Wednesday, December 31, 2014

End of the year thoughts


It is that time of year when we all tend to take stock and look at events of the past year and focus on what lies ahead. I often find myself pushing away any kind of serious reflection or thought.  I will find other things to distract my brain so I don’t have to feel all of the feelings that come up when I look back or anticipate what the new year will bring. Even now, the T.V is blaring in the background to deaden any really deep thinking. Definitely something I need to work on.  It is not living to constantly be distracted. Never present to feel the richness of the moment. I am doing myself a disservice.

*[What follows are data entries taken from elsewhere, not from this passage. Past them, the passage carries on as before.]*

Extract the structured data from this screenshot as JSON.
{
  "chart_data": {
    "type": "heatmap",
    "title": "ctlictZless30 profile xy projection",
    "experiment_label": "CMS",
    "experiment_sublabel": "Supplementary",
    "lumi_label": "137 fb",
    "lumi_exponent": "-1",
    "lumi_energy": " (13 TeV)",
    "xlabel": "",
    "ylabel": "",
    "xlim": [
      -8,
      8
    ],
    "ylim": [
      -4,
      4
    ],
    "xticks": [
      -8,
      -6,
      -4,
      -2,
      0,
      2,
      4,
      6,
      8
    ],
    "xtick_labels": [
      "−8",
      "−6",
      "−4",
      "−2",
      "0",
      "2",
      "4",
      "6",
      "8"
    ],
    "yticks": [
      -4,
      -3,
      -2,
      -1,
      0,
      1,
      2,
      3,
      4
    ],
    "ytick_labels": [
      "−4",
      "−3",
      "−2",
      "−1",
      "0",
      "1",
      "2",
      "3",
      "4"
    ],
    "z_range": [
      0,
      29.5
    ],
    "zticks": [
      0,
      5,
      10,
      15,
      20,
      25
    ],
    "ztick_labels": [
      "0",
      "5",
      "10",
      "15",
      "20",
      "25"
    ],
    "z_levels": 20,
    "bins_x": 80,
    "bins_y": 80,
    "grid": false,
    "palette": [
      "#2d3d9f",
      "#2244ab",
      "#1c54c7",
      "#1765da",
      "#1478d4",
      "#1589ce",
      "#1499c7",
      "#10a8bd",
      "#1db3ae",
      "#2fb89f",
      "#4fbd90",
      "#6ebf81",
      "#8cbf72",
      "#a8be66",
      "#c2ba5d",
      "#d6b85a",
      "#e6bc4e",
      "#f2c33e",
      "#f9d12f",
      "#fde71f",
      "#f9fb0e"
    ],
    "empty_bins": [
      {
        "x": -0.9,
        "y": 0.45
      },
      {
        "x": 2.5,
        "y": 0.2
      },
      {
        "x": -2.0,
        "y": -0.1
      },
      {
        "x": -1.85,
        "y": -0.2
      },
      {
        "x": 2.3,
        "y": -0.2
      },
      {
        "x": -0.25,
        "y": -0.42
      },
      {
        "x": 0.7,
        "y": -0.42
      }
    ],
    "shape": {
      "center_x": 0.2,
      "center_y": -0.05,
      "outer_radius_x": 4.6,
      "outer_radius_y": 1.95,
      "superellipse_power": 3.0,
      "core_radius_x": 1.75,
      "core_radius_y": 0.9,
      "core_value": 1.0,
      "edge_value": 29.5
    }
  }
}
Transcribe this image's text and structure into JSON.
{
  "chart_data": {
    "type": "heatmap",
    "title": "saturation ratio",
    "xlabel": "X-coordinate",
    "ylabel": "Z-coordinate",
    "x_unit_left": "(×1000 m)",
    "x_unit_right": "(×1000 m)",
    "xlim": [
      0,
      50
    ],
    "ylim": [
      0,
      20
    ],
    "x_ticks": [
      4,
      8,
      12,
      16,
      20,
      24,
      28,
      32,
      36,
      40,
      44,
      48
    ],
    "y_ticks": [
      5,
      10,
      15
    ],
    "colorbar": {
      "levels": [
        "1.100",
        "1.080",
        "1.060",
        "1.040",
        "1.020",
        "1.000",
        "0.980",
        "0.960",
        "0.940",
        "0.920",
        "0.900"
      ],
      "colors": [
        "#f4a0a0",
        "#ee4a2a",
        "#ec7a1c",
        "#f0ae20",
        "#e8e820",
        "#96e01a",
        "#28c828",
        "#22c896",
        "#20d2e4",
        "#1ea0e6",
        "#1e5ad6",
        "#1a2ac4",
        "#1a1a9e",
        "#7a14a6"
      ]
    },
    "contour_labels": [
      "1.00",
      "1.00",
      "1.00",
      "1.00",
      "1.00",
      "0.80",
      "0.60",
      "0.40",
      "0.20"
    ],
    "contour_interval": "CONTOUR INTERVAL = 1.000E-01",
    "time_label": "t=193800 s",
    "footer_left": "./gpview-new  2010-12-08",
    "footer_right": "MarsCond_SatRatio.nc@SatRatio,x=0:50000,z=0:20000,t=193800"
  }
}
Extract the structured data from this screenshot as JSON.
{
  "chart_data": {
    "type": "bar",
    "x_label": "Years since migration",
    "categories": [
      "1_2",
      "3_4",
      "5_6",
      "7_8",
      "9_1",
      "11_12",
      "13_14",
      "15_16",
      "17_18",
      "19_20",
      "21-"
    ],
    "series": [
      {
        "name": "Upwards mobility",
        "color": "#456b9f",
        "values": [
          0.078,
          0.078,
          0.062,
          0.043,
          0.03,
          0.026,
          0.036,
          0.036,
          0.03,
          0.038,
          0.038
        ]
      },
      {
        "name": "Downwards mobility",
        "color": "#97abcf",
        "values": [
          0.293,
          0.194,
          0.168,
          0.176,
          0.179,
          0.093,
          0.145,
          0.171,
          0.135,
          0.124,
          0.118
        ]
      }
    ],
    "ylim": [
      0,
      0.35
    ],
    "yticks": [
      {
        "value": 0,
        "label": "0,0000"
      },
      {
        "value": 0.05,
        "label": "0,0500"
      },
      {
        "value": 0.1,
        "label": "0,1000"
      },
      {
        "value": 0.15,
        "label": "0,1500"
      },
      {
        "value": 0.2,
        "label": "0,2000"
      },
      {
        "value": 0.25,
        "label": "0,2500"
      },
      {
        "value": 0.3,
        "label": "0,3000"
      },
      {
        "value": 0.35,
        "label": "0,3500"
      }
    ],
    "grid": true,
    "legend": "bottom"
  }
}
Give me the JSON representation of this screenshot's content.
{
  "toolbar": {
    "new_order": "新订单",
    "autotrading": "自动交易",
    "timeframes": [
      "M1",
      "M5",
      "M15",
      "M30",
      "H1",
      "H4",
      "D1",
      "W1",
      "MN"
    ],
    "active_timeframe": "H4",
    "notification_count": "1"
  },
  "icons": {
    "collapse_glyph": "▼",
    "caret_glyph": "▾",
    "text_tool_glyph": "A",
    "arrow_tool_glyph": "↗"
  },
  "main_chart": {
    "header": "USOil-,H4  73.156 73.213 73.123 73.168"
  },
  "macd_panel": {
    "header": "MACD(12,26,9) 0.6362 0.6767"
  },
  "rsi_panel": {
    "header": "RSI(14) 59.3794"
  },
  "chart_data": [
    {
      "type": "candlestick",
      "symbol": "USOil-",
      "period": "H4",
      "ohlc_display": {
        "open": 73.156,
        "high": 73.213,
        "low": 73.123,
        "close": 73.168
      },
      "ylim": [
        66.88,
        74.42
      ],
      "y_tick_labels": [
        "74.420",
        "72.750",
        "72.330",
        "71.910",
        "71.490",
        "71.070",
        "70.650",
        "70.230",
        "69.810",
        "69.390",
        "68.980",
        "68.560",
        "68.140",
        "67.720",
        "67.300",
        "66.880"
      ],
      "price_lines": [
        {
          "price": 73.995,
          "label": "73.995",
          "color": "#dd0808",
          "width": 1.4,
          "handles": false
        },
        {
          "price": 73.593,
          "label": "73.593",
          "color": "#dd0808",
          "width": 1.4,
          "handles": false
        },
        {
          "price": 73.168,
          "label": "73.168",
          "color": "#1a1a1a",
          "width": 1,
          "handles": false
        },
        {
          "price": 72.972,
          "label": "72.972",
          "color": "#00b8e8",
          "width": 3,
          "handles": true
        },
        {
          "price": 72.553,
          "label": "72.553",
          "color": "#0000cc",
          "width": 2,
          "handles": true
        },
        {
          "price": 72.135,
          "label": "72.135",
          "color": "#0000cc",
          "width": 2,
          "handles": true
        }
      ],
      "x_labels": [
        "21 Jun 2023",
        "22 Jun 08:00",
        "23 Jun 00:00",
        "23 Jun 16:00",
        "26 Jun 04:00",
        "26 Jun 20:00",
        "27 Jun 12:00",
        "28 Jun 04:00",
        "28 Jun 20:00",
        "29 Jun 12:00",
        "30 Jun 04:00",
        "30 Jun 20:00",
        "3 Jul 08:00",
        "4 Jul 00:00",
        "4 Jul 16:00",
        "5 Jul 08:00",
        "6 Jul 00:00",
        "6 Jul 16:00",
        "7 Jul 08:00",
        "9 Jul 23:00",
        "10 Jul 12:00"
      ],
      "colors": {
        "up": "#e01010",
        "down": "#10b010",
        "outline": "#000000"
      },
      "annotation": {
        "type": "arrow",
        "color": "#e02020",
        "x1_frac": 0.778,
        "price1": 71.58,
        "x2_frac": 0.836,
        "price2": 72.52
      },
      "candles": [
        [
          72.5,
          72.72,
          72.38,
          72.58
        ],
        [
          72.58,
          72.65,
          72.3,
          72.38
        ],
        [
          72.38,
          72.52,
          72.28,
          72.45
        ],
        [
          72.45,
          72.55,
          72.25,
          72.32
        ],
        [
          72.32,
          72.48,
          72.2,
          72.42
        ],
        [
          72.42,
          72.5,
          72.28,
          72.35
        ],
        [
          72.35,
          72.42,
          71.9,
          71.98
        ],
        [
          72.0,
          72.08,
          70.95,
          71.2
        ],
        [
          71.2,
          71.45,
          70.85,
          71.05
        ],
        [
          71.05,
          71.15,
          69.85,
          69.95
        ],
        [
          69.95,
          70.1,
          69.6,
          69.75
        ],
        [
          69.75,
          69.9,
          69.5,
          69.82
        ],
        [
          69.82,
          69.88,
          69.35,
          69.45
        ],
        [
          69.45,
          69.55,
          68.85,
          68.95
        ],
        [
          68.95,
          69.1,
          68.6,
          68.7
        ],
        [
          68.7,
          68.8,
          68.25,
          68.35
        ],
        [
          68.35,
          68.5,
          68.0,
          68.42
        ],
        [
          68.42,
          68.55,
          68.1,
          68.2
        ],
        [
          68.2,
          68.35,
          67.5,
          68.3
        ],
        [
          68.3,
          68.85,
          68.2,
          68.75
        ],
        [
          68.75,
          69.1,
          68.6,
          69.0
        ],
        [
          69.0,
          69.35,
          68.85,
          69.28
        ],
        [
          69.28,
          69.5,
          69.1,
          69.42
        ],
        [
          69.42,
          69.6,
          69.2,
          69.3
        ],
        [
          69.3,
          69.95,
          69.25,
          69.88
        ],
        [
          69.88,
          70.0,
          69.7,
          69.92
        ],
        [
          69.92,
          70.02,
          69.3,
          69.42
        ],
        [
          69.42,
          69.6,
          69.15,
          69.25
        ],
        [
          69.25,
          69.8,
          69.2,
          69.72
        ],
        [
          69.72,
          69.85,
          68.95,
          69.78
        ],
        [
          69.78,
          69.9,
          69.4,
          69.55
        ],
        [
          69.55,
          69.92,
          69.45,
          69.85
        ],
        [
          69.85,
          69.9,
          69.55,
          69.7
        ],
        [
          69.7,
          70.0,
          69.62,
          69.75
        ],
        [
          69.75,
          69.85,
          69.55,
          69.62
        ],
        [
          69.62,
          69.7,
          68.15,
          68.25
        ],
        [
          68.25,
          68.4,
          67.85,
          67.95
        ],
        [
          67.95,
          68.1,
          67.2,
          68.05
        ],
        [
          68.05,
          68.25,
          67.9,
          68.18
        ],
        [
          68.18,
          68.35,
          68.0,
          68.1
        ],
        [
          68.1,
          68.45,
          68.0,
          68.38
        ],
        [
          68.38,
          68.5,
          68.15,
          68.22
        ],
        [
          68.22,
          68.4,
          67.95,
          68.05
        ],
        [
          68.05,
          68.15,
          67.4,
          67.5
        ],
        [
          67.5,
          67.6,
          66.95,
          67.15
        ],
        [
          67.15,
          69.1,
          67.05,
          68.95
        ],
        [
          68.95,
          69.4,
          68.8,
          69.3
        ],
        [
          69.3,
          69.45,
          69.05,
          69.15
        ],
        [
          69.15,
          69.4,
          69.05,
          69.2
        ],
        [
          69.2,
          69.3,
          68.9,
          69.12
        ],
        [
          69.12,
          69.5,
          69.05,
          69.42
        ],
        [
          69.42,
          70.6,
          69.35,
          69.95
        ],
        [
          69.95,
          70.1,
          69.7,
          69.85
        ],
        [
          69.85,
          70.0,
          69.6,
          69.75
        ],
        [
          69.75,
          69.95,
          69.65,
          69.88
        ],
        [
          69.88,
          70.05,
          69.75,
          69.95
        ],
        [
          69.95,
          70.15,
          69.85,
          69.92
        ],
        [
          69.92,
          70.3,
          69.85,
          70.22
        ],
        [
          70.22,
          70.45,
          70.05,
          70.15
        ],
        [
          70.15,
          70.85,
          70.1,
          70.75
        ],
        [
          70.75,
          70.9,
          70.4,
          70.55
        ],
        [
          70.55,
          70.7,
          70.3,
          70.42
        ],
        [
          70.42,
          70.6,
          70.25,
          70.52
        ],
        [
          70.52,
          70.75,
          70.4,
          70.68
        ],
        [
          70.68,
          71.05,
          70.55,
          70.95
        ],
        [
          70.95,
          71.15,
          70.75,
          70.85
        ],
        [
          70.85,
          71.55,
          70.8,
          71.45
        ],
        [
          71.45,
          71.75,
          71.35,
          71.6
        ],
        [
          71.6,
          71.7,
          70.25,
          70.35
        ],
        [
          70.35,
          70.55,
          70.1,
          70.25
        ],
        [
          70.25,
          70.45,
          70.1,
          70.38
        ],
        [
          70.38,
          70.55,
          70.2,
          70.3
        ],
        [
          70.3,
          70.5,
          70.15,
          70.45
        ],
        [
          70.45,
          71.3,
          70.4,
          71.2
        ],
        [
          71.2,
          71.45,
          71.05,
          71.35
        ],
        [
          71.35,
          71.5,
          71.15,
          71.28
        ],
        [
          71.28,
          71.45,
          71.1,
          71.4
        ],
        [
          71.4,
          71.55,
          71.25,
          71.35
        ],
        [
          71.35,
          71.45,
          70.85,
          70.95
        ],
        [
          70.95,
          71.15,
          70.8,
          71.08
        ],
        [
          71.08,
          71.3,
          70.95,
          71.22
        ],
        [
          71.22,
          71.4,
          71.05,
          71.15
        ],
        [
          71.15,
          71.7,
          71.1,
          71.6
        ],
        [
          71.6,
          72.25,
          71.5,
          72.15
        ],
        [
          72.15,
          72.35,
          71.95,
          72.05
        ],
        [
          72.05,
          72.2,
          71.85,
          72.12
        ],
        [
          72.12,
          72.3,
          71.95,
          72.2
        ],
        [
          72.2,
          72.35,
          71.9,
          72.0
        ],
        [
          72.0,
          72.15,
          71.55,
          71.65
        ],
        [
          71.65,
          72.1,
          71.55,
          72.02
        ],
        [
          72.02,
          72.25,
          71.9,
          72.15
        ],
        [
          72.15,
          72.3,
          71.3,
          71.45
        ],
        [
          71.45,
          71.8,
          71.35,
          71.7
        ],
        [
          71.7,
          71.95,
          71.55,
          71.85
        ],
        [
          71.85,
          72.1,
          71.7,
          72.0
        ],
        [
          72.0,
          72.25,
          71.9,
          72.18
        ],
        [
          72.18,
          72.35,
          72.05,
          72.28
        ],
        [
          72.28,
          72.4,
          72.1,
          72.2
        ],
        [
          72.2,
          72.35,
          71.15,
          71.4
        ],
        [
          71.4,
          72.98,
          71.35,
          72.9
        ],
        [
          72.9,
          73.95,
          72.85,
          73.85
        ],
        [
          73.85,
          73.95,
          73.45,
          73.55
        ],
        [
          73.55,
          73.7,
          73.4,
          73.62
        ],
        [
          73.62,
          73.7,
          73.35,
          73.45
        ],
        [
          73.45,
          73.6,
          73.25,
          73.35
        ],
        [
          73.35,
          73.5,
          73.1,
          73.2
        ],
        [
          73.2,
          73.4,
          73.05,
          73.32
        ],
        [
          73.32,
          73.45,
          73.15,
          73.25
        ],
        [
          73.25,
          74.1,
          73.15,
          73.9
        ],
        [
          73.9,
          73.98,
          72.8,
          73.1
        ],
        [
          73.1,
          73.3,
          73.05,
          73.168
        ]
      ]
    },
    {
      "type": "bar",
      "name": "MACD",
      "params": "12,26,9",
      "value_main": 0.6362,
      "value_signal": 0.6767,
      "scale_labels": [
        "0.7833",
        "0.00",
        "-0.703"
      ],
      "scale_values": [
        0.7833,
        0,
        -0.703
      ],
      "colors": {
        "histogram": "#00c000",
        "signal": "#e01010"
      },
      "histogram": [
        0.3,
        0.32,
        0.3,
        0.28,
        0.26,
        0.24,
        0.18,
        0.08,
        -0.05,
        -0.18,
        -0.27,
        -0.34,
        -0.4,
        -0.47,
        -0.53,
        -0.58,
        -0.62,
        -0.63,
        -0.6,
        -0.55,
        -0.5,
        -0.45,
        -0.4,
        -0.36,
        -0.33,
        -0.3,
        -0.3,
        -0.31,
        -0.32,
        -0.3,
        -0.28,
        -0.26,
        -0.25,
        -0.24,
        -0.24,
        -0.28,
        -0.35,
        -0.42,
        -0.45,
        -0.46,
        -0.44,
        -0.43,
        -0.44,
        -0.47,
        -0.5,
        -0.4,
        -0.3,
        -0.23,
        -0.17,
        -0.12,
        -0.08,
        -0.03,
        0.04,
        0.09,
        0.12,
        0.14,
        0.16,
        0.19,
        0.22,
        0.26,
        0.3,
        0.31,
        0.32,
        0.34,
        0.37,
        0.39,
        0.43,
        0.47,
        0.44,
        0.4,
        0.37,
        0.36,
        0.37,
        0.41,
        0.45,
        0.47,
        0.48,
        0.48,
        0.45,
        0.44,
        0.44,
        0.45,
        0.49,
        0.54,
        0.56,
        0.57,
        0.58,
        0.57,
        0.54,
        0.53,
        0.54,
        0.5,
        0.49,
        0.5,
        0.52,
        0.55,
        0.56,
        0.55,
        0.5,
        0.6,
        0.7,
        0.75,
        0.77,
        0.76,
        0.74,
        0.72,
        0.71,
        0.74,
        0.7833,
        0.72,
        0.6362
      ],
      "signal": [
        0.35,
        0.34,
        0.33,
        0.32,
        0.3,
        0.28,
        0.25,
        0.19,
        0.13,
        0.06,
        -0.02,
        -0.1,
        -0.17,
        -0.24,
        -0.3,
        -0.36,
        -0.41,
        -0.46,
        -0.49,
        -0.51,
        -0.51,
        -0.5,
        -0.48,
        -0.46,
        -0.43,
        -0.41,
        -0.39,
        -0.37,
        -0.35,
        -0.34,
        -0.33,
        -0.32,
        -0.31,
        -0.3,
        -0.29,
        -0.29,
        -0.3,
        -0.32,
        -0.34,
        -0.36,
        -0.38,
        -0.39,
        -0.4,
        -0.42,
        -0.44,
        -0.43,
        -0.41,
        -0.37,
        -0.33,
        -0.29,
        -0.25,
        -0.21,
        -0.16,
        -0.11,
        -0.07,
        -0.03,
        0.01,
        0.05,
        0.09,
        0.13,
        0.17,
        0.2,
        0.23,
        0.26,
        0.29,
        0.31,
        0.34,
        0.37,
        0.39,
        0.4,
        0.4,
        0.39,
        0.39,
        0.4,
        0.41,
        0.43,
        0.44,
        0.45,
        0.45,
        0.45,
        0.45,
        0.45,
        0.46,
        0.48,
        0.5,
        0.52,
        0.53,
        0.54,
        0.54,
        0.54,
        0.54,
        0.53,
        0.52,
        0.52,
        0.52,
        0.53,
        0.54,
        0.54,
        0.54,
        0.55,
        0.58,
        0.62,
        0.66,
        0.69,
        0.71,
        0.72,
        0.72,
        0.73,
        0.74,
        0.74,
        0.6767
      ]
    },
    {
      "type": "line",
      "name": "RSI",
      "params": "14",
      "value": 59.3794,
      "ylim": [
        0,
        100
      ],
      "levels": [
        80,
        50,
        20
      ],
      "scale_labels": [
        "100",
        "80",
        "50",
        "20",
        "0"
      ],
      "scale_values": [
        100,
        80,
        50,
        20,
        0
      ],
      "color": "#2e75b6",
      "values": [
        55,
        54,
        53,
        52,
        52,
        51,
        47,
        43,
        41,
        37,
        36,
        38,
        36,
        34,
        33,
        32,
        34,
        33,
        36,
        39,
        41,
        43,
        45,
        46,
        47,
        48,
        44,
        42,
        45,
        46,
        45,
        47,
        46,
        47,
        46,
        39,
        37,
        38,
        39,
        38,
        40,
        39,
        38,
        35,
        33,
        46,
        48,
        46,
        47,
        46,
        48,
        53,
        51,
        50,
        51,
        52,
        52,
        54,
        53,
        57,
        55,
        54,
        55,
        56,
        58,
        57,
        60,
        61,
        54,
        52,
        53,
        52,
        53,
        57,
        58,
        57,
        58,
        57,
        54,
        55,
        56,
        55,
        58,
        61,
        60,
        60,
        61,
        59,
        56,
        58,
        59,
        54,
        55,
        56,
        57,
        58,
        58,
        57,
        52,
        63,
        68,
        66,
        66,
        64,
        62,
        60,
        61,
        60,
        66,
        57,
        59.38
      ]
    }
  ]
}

The last year has been a mixed bag.  Nothing too tragic and nothing too wonderful.  Most of the struggle has been internal.  I started out the year very sick and very stressed.  I was working a job I hated and although I was surrounded by awesome and talented people, every day I felt like a piece of me was being chipped away.  My ego was in a constant battle with my values. I value helping people, teaching them skills to help gain independence, making them feel heard, providing a human connection with those who feel alone and isolated. In that job, I was helping people on a large scale, kind of, through creating policy, however I often felt the direction those policies took was away from the overall goal of independence. There seemed to be no logic and no time to problem solve or explain to people the why behind the quick answers we had to give.  My ego loved the constant praise, the frequent victories, and just generally being good at something.  I was offered jobs, promotions, and opportunities to do things at levels most people would work for years to achieve.  None of it really mattered though. As time went on the stress began to get to me.  I worked 16 hours or more a day and I drank more than I have since high school (that is worrisome for those keeping track.)  I thought of promoting up from where I was and again, the idea fed my ego, but the rest of me railed against it. Finally, I decided I needed to leave.  I went to grad school for a reason and it was not developing rate models and wading through red tape.  It was helping people.  So I quit.

The next step was the beginning of a private practice.  If I really think about my mental state and motivations I would have done anything to just take a break for a while and stay as far away from bureaucracy as I could get.  I’m not sure that was the right mindset to do what I was about to do, but it is what it was.  I opened my doors 3 weeks early as I was offered a contract with a small agency to do individual therapy.  I had not even designed my website and I had 3 clients.  It can take some clinician’s months to find one. I also scored a contract with my favorite advocacy group doing something I loved with the added bonus of accruing clinical hours while I got to travel. This lasted for 6 months.  I had some thoughts I would use this time to do some epic things.  I have books in my head and I wanted to find some speaking gigs at conferences in hopes of really establishing myself.  I booked one speaking engagement at a conference and I’ve written about 5000 words.  Not exactly the progress I wanted to make, but it is progress. Overall, I look back on this year’s professional accomplishments and I am OK with my progress.  Can I do better? Always.

Personally, not a lot about this year has been memorable.  Snippets here and there, mostly good feelings and laughs with friends.  I am blessed with knowing amazing people.  I have reconnected with some friends and gained distance with others.  I am constantly inspired by the goodness of my peer group.  They help others, are creative, ambitious, and supportive.  They are instigators and partners in crime and I am so thankful to have the privilege to spend time with them. I have experienced ghosts who don’t seem to be content with haunting the shadows but keep seeking the spotlight and who haven’t seemed to realize I am not afraid of them anymore. After the initial trigger and tornado of feelings I was able to grow and take the lessons those experiences provided to keep moving forward. I have learned to live without my four legged best friend and realized we never actually loose the ones we love.  They just change forms and our access is different. I have learned the hard and valuable lesson that sometimes getting what you want isn’t the greatest.  The idea that you build up in your head is not the reality. People have moments when they are ugly and terrible and do things that suck.  This doesn’t make them a bad person, just not the best version of themselves and it is up to us to practice acceptance and forgiveness. 

Lastly, this year I have struggled a lot with some personal issues.  With living my values and being true to who I am. It seems easier to keep quiet and to not share certain aspects of yourself with people you care about when you know they are opposed to or simply don’t understand a particular way of being. It is not easier.  It is damned hard.  It slowly eats away and builds resentment and causes you to doubt the trueness of the relationship you have with the other person. It makes you hide a piece of who you are and makes you feel disingenuous. How can you be happy like that? So that ends today.

I truly believe if you are a good person and you put good out into the world it will come back to you.  Surround yourself with likeminded people who you find inspirational. My key to success in the coming year is to live genuinely and I only hope the ones I love will come along for the ride.

Create, give, laugh, work hard, and do the thing that scares you.